Yapılan yargılama ve toplanan delillerden; taraflar arasında en son delil olarak dayanılan ceza davasına konu olayın gerçekleştiği, buna göre 28.05.2018 tarihinde taraflar arasında davacı erkeğin annesi nedeni ile tartışma çıktığı, davacı erkeğin davalı kadına şiddet uyguladığı, davacı erkeğin bu nedenle ceza aldığı, buna karşılık davacı erkeğin dava dilekçesinde eşinin küfür ve hakaret etmesi sonucunda olayın yaşandığını iddia ettiği anlaşılmaktadır. Taraflarca delil olarak dayanılan ceza davasında; davalı kadın 04.06.2018 tarihli ek ifadesinde, davacı eşine sinirle küfür etmesi sonucunda davacı erkeğin bir anlık öfkesi ile kendisine şiddet uyguladığını beyan etmiş, bu nedenle davacı erkek haksız tahrik indiriminden yararlanmıştır. Bunun yanı sıra boşanma davasında dinlenen davacı erkek tanıkları ... ve ... de ifadelerinde yaşanılan bu son olayda, davalı kadının davacı erkeğe ‘şerefsiz, adam mı, insan mı’ diyerek hakaret ettiğini beyan etmişlerdir. Aksine ciddi ve inandırıcı delil ve olaylar bulunmadıkça asıl olan tanıkların gerçeği söylemiş olmalıdır (6100 s. HMK. m. 255). Akrabalık veya diğer bir yakınlık başlı başına tanık beyanını değerden düşürücü bir sebep sayılamaz. Dosyada davacı erkek tanıklarının olmamışı olmuş gibi ifade ettiklerini kabule yeterli delil ve olgu da yoktur. Bu durumda davalı kadının davacı erkeğe hakaret ettiğinin kabulü gerekir. O halde, taraflar arasındaki ortak hayatı temelinden sarsacak derecede ve birliğin devamına imkan, vermeyecek nitelikte bir geçimsizlik mevcut ve sabit olup olayların akışı karşısında davacı erkek dava açmakta haklıdır. Bu nedenle davacı erkeğin TMK 166/1 maddesine dayalı boşanma davasının kabulüne karar vermek gerekirken delillerin takdirinde hataya düşülerek yazılı şekilde davanın reddine karar verilmesi hatalı olup bozmayı gerektirmiştir.

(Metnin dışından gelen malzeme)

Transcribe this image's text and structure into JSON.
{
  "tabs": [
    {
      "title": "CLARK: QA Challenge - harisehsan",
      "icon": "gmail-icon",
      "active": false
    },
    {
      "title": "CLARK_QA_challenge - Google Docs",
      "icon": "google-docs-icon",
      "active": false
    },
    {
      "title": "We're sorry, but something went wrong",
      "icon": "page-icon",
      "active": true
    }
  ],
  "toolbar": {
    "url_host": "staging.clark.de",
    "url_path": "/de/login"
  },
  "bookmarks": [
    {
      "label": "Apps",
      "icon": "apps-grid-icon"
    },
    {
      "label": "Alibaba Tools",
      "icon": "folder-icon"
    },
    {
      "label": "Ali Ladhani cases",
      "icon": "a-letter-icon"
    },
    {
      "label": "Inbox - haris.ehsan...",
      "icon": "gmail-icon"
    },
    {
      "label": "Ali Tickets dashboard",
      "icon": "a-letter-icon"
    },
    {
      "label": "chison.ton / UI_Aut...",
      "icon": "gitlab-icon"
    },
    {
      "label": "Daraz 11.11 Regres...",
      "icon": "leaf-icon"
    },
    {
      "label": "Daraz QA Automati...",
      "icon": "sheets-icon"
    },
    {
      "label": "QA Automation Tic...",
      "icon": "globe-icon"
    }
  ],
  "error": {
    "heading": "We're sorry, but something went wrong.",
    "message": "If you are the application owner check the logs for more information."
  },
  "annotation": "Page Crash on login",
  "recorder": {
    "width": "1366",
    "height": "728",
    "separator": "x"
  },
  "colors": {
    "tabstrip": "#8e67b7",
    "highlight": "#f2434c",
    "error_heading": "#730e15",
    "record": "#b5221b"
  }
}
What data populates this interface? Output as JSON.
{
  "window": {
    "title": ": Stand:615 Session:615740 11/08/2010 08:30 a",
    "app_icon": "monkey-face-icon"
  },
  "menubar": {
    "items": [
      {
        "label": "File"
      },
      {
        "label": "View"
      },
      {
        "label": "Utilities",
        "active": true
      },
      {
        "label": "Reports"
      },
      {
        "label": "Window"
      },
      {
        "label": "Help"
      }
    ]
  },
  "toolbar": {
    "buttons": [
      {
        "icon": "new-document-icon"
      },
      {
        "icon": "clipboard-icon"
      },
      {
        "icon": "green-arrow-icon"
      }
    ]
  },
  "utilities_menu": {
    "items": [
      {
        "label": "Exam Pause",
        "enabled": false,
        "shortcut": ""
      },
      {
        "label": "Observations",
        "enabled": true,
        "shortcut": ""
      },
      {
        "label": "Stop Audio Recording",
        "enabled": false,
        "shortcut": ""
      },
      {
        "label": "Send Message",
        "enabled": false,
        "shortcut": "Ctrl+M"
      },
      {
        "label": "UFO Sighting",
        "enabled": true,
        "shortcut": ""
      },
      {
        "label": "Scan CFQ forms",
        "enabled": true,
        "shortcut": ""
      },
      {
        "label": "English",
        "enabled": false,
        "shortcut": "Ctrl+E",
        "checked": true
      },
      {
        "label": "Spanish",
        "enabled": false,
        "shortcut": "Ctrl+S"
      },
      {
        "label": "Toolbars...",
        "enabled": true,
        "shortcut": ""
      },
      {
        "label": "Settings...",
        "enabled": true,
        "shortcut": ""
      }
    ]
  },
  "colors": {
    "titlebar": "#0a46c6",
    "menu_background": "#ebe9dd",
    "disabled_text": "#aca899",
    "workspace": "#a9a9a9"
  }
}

SONUÇ: Yukarıda gösterilen sebeple bölge adliye mahkemesinin esastan ret kararının KALDIRILMASINA, ilk derece mahkemesi kararının BOZULMASINA, temyiz peşin harcının istek halinde yatırana geri verilmesine, dosyanın ilk derece mahkemesine, karardan bir örneğinin ilgili bölge adliye mahkemesi hukuk dairesine gönderilmesine oy birliğiyle karar verildi.03.10.2022 (Pzt.)